Beyond the overall difference between two conditional groups, there is considerable interest in detecting the specific OTUs that are differentially abundant. The proposed test can be used to rank the OTUs by calculating their individual sample mean differences between two groups, which provides some insights into which OTU is more likely to be differential. An important feature of microbiome data is that OTUs are usually organized in a phylogenetic tree based on their evolutionary relationships. Incorporating the phylogenetic tree information among OTUs into microbiome differential analyses can potentially improve testing power. Further investigation is warranted along this line.
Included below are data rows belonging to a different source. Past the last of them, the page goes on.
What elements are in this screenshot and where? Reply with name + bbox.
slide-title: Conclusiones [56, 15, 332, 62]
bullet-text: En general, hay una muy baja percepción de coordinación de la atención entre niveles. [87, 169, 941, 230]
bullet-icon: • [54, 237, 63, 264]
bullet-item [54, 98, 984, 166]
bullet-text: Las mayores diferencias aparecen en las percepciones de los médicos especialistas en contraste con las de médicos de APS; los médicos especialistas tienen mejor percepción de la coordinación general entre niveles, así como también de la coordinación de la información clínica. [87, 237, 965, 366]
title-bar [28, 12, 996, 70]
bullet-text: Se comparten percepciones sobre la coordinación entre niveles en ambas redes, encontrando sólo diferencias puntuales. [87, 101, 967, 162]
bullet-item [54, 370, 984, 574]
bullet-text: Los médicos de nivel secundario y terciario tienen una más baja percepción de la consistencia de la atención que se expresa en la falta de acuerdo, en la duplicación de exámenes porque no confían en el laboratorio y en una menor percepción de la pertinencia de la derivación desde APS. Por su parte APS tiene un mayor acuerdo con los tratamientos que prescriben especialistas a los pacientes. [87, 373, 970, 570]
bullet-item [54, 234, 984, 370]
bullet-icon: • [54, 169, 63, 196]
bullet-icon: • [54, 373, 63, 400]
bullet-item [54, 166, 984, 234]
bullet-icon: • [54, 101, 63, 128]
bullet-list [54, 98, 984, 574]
It is common to include potential confounders in real microbiome studies. While it is relatively easy to incorporate confounders in a parametric model, it is very challenging in general for a non-parametric test. We suggest the following strategy to extend the proposed test to adjust for confounders. When the confounders are categorical variables, one can employ the stratification strategy to adjust for confounding effects. Specifically, one first stratifies the subjects by the level of confounders and within each stratum compares relative abundances of the subjects in two conditional groups. An overall P-value can then be obtained by combining the P-values from different strata, using methods, such as the Fisher combination approach. When the confounders are continuous, it seems that regression model offers the best solution. A plausible approach is regressing the relative abundances of the subjects on the potential confounders for the two groups, respectively, and then applying the proposed test to the resulted residuals. For certain continuous variables, converting them into categorical variables may be more meaningful, e.g. patients’ disease severity index. In this case, one can use the method for categorical variables (i.e. stratification) to adjust for confounding effects. Further work is needed to examine the performance of these (or others) strategies.